Friday, 19 June 2009

Off to Yorkshire

As the title says, I'm off to Yorkshire this morning. We have hired a cottage near Haworth for a week, so when I get back I will no doubt have many real-ale experiences to relate.
Last time I was in that part of the world, I found some excellent pubs and some great beer.
The more it rains, the better reason to sit in the pub!

Wednesday, 17 June 2009

Asda come home


There are many reasons why pubs fail. It's a very complex issue - it's not just down to the "credit crunch", or cheap supermarket boose, or poor management or even the greed of the big brewers.

One of the main factors in pub viability is (as quoted in the housing market) "location, location, location".

Since Asda moved it's supermarket across to another quarter of our town (South Shields) there has been a noticeable fall-off in custom at The Wouldhave, which for years has enjoyed a site adjacent to the old Asda store, which is now closed and deserted. The whole axis of the town has changed and shoppers no longer pass the pub on their way to the supermarket.

Yesterday, I was in The Wouldhave at lunch time and I counted only fourteen customers besides myself and my wife. There used to be many more than twice that number.

Asda can hardly be blamed, but it's a disaster for the pub.

Monday, 15 June 2009

The Great Rip-Off goes on

Since my son, Stonch, bought the lease of a pub in London, I have been idly considering whether to get into the business myself - after all, it could be a bit of an adventure (a late mid-life crisis?).
But I am appalled at the bum deals being offered by the big brewers who have a stranglehold on pub ownership in this benighted and too-docile country.
For instance, The Allison Arms, a pub well off the beaten track in Jarrow, where you'd have to work really hard to build up any kind of regular business, is being offered at over £18,000 for a 5-year occupancy.

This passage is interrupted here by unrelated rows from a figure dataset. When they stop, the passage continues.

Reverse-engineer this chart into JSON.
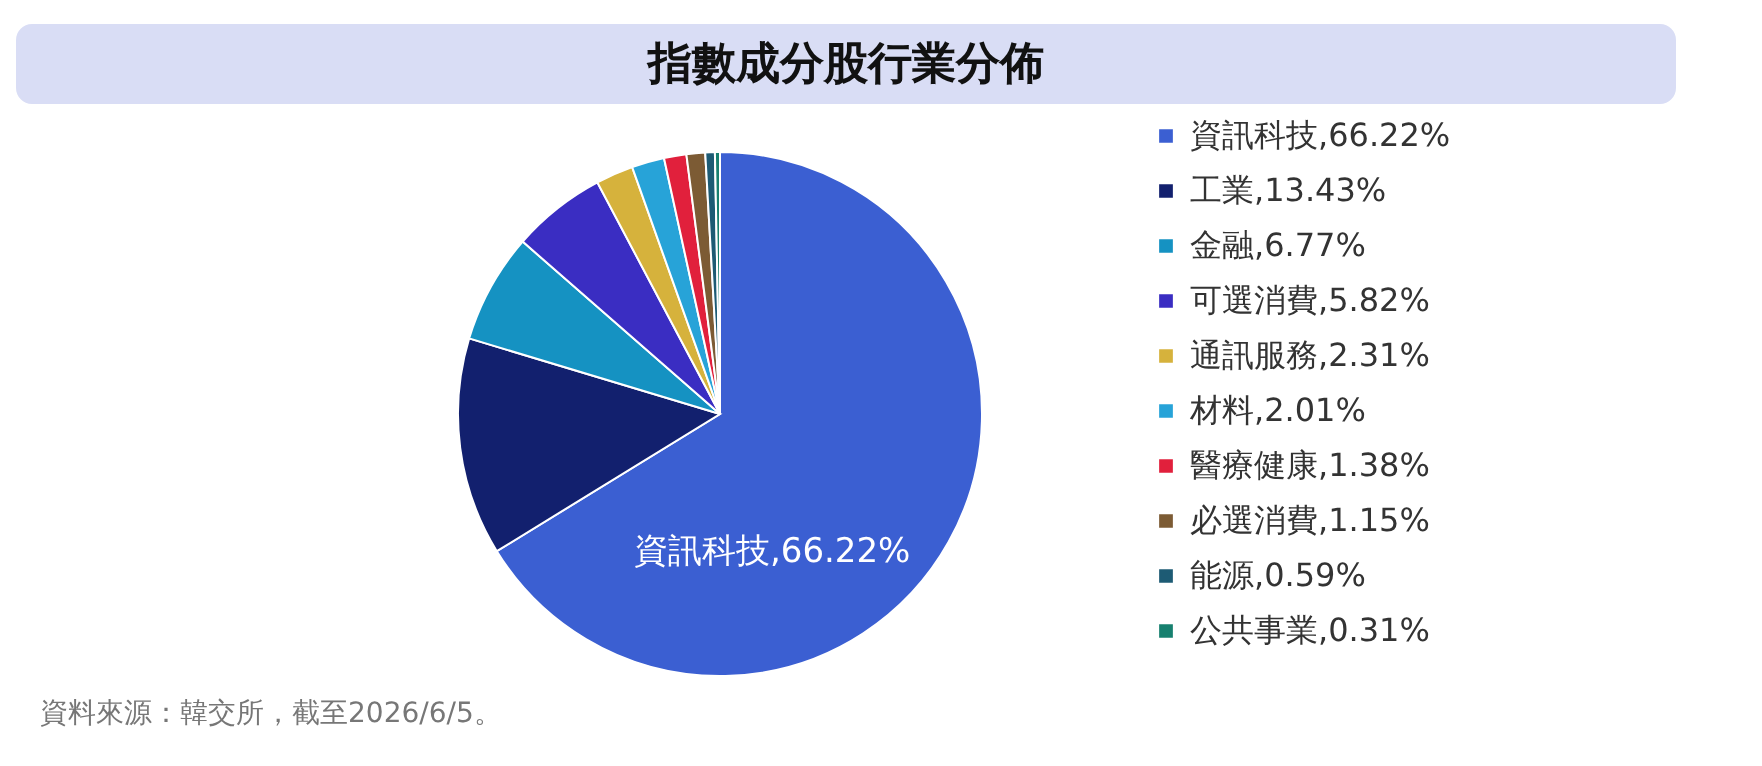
{
  "chart_data": {
    "type": "pie",
    "title": "指數成分股行業分佈",
    "categories": [
      "資訊科技,66.22%",
      "工業,13.43%",
      "金融,6.77%",
      "可選消費,5.82%",
      "通訊服務,2.31%",
      "材料,2.01%",
      "醫療健康,1.38%",
      "必選消費,1.15%",
      "能源,0.59%",
      "公共事業,0.31%"
    ],
    "values": [
      66.22,
      13.43,
      6.77,
      5.82,
      2.31,
      2.01,
      1.38,
      1.15,
      0.59,
      0.31
    ],
    "colors": [
      "#3b5fd2",
      "#12206e",
      "#1592c2",
      "#3a2dc2",
      "#d6b23c",
      "#27a3d8",
      "#e1203c",
      "#7c5b34",
      "#1d5b74",
      "#17806f"
    ],
    "value_labels": [
      "資訊科技,66.22%",
      null,
      null,
      null,
      null,
      null,
      null,
      null,
      null,
      null
    ],
    "legend": "right",
    "annotations": [
      "資料來源：韓交所，截至2026/6/5。"
    ]
  }
}
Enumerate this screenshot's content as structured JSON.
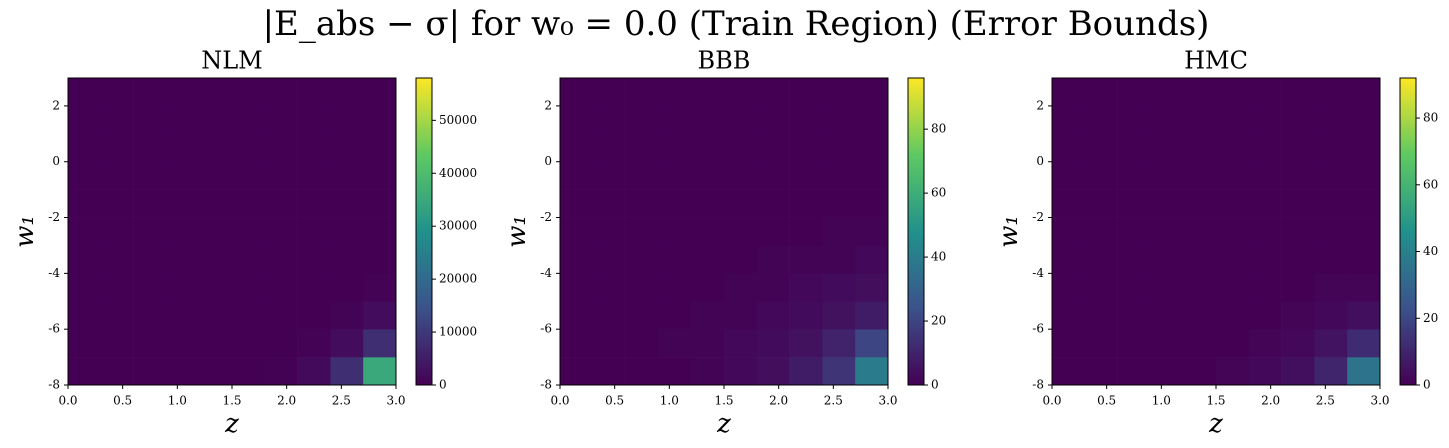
{
  "chart_data": [
    {
      "type": "heatmap",
      "title": "NLM",
      "x_label": "z",
      "y_label": "w₁",
      "colormap": "viridis",
      "xbins": [
        0,
        0.3,
        0.6,
        0.9,
        1.2,
        1.5,
        1.8,
        2.1,
        2.4,
        2.7,
        3.0
      ],
      "ybins": [
        -8,
        -7,
        -6,
        -5,
        -4,
        -3,
        -2,
        -1,
        0,
        1,
        2,
        3
      ],
      "values": [
        [
          0,
          0,
          0,
          0,
          0,
          0,
          200,
          1500,
          8000,
          35000
        ],
        [
          0,
          0,
          0,
          0,
          0,
          0,
          0,
          300,
          2000,
          8000
        ],
        [
          0,
          0,
          0,
          0,
          0,
          0,
          0,
          0,
          500,
          2000
        ],
        [
          0,
          0,
          0,
          0,
          0,
          0,
          0,
          0,
          0,
          300
        ],
        [
          0,
          0,
          0,
          0,
          0,
          0,
          0,
          0,
          0,
          0
        ],
        [
          0,
          0,
          0,
          0,
          0,
          0,
          0,
          0,
          0,
          0
        ],
        [
          0,
          0,
          0,
          0,
          0,
          0,
          0,
          0,
          0,
          0
        ],
        [
          0,
          0,
          0,
          0,
          0,
          0,
          0,
          0,
          0,
          0
        ],
        [
          0,
          0,
          0,
          0,
          0,
          0,
          0,
          0,
          0,
          0
        ],
        [
          0,
          0,
          0,
          0,
          0,
          0,
          0,
          0,
          0,
          0
        ],
        [
          0,
          0,
          0,
          0,
          0,
          0,
          0,
          0,
          0,
          0
        ]
      ],
      "xlim": [
        0,
        3
      ],
      "ylim": [
        -8,
        3
      ],
      "xticks": [
        {
          "value": 0,
          "label": "0.0"
        },
        0.5,
        {
          "value": 1,
          "label": "1.0"
        },
        1.5,
        {
          "value": 2,
          "label": "2.0"
        },
        2.5,
        {
          "value": 3,
          "label": "3.0"
        }
      ],
      "yticks": [
        -8,
        -6,
        -4,
        -2,
        0,
        2
      ],
      "zlim": [
        0,
        58000
      ],
      "zticks": [
        0,
        10000,
        20000,
        30000,
        40000,
        50000
      ]
    },
    {
      "type": "heatmap",
      "title": "BBB",
      "x_label": "z",
      "y_label": "w₁",
      "colormap": "viridis",
      "xbins": [
        0,
        0.3,
        0.6,
        0.9,
        1.2,
        1.5,
        1.8,
        2.1,
        2.4,
        2.7,
        3.0
      ],
      "ybins": [
        -8,
        -7,
        -6,
        -5,
        -4,
        -3,
        -2,
        -1,
        0,
        1,
        2,
        3
      ],
      "values": [
        [
          0,
          0,
          0,
          0,
          1,
          2,
          4,
          8,
          15,
          40
        ],
        [
          0,
          0,
          0,
          1,
          1,
          2,
          3,
          5,
          10,
          20
        ],
        [
          0,
          0,
          0,
          0,
          1,
          1,
          2,
          3,
          5,
          8
        ],
        [
          0,
          0,
          0,
          0,
          0,
          1,
          1,
          2,
          3,
          4
        ],
        [
          0,
          0,
          0,
          0,
          0,
          0,
          1,
          1,
          1,
          2
        ],
        [
          0,
          0,
          0,
          0,
          0,
          0,
          0,
          0,
          1,
          1
        ],
        [
          0,
          0,
          0,
          0,
          0,
          0,
          0,
          0,
          0,
          0
        ],
        [
          0,
          0,
          0,
          0,
          0,
          0,
          0,
          0,
          0,
          0
        ],
        [
          0,
          0,
          0,
          0,
          0,
          0,
          0,
          0,
          0,
          0
        ],
        [
          0,
          0,
          0,
          0,
          0,
          0,
          0,
          0,
          0,
          0
        ],
        [
          0,
          0,
          0,
          0,
          0,
          0,
          0,
          0,
          0,
          0
        ]
      ],
      "xlim": [
        0,
        3
      ],
      "ylim": [
        -8,
        3
      ],
      "xticks": [
        {
          "value": 0,
          "label": "0.0"
        },
        0.5,
        {
          "value": 1,
          "label": "1.0"
        },
        1.5,
        {
          "value": 2,
          "label": "2.0"
        },
        2.5,
        {
          "value": 3,
          "label": "3.0"
        }
      ],
      "yticks": [
        -8,
        -6,
        -4,
        -2,
        0,
        2
      ],
      "zlim": [
        0,
        96
      ],
      "zticks": [
        0,
        20,
        40,
        60,
        80
      ]
    },
    {
      "type": "heatmap",
      "title": "HMC",
      "x_label": "z",
      "y_label": "w₁",
      "colormap": "viridis",
      "xbins": [
        0,
        0.3,
        0.6,
        0.9,
        1.2,
        1.5,
        1.8,
        2.1,
        2.4,
        2.7,
        3.0
      ],
      "ybins": [
        -8,
        -7,
        -6,
        -5,
        -4,
        -3,
        -2,
        -1,
        0,
        1,
        2,
        3
      ],
      "values": [
        [
          0,
          0,
          0,
          0,
          0,
          1,
          2,
          4,
          10,
          35
        ],
        [
          0,
          0,
          0,
          0,
          0,
          0,
          1,
          2,
          5,
          12
        ],
        [
          0,
          0,
          0,
          0,
          0,
          0,
          0,
          1,
          2,
          4
        ],
        [
          0,
          0,
          0,
          0,
          0,
          0,
          0,
          0,
          1,
          1
        ],
        [
          0,
          0,
          0,
          0,
          0,
          0,
          0,
          0,
          0,
          0
        ],
        [
          0,
          0,
          0,
          0,
          0,
          0,
          0,
          0,
          0,
          0
        ],
        [
          0,
          0,
          0,
          0,
          0,
          0,
          0,
          0,
          0,
          0
        ],
        [
          0,
          0,
          0,
          0,
          0,
          0,
          0,
          0,
          0,
          0
        ],
        [
          0,
          0,
          0,
          0,
          0,
          0,
          0,
          0,
          0,
          0
        ],
        [
          0,
          0,
          0,
          0,
          0,
          0,
          0,
          0,
          0,
          0
        ],
        [
          0,
          0,
          0,
          0,
          0,
          0,
          0,
          0,
          0,
          0
        ]
      ],
      "xlim": [
        0,
        3
      ],
      "ylim": [
        -8,
        3
      ],
      "xticks": [
        {
          "value": 0,
          "label": "0.0"
        },
        0.5,
        {
          "value": 1,
          "label": "1.0"
        },
        1.5,
        {
          "value": 2,
          "label": "2.0"
        },
        2.5,
        {
          "value": 3,
          "label": "3.0"
        }
      ],
      "yticks": [
        -8,
        -6,
        -4,
        -2,
        0,
        2
      ],
      "zlim": [
        0,
        92
      ],
      "zticks": [
        0,
        20,
        40,
        60,
        80
      ]
    }
  ],
  "title": "|E_abs − σ| for w₀ = 0.0 (Train Region) (Error Bounds)"
}
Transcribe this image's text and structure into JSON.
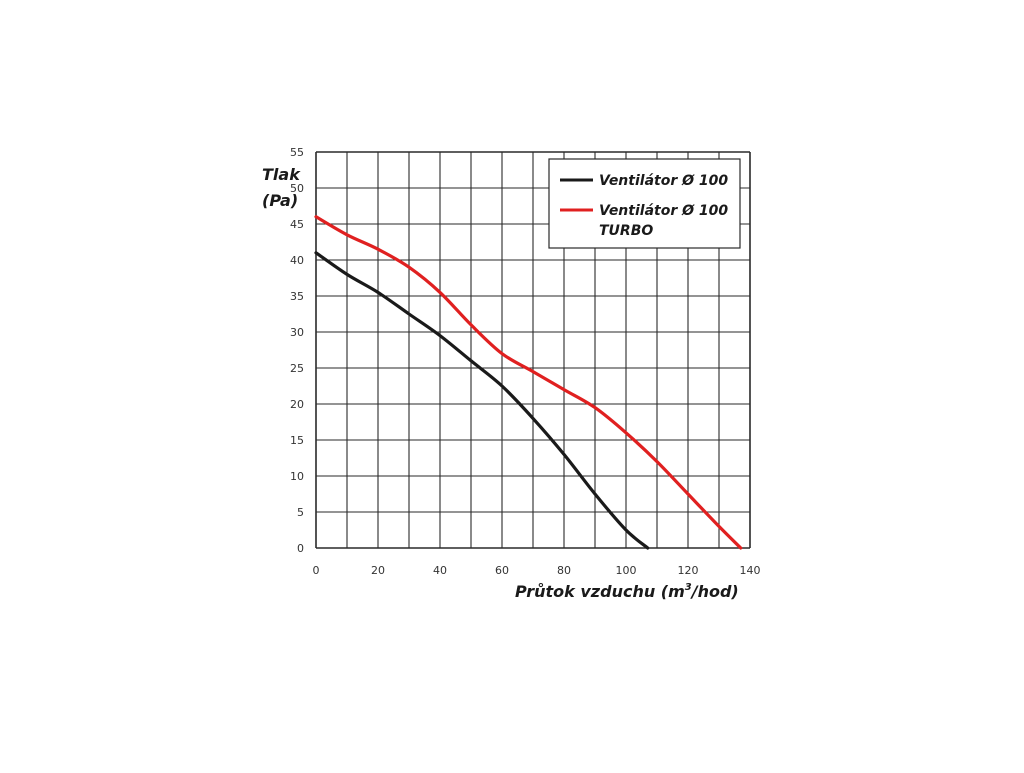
{
  "chart_data": {
    "type": "line",
    "ylabel_line1": "Tlak",
    "ylabel_line2": "(Pa)",
    "xlabel_main": "Průtok vzduchu (m",
    "xlabel_sup": "3",
    "xlabel_end": "/hod)",
    "xlim": [
      0,
      140
    ],
    "ylim": [
      0,
      55
    ],
    "x_ticks": [
      0,
      20,
      40,
      60,
      80,
      100,
      120,
      140
    ],
    "y_ticks": [
      0,
      5,
      10,
      15,
      20,
      25,
      30,
      35,
      40,
      45,
      50,
      55
    ],
    "grid": true,
    "x_grid_step": 10,
    "y_grid_step": 5,
    "legend_position": "top-right",
    "series": [
      {
        "name": "Ventilátor Ø 100",
        "name_lines": [
          "Ventilátor Ø 100"
        ],
        "color": "#1a1a1a",
        "points": [
          [
            0,
            41
          ],
          [
            10,
            38
          ],
          [
            20,
            35.5
          ],
          [
            30,
            32.5
          ],
          [
            40,
            29.5
          ],
          [
            50,
            26
          ],
          [
            60,
            22.5
          ],
          [
            70,
            18
          ],
          [
            80,
            13
          ],
          [
            90,
            7.5
          ],
          [
            100,
            2.5
          ],
          [
            107,
            0
          ]
        ]
      },
      {
        "name": "Ventilátor Ø 100 TURBO",
        "name_lines": [
          "Ventilátor Ø 100",
          "TURBO"
        ],
        "color": "#e02020",
        "points": [
          [
            0,
            46
          ],
          [
            10,
            43.5
          ],
          [
            20,
            41.5
          ],
          [
            30,
            39
          ],
          [
            40,
            35.5
          ],
          [
            50,
            31
          ],
          [
            60,
            27
          ],
          [
            70,
            24.5
          ],
          [
            80,
            22
          ],
          [
            90,
            19.5
          ],
          [
            100,
            16
          ],
          [
            110,
            12
          ],
          [
            120,
            7.5
          ],
          [
            130,
            3
          ],
          [
            137,
            0
          ]
        ]
      }
    ]
  }
}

Not even a lease, mark you! And the mug who took this on would have to pay them rent for the premises, besides giving them a cut of the takings by being tied to buying their beer at their inflated prices!
But they are running out of mugs and all over the country, good pubs are closing down because of the big brewers' greed.
We are losing a precious aspect of our heritage. Can nothing be done to reverse the decline before it is too late?
It may be time for people to start petitioning the Government to begin issuing new licenses en masse, sanctioning a new wave of public houses, leaving the big brewers with dead assets on their hands.
That would fettle the greedy buggers.

Monday, 1 June 2009

The End of Rum 'n Egg Bars

I am reliably informed that these great institutions finally died out in the 1920s, when the shipbuilding industry hit its great slump.

The Naval Limitation Treaty had been signed by all major nations, severely cutting back on warship production and world trade was slowing down after the postwar boom, hence fewer merchant vessels were also being built.

A reader of mine, themaninthemoon, has sent in this wonderfully atmospheric photo of River Drive, near Readhead's Shipyard, where the Rum 'n Egg bar once served its early morning repast to the hurrying hordes.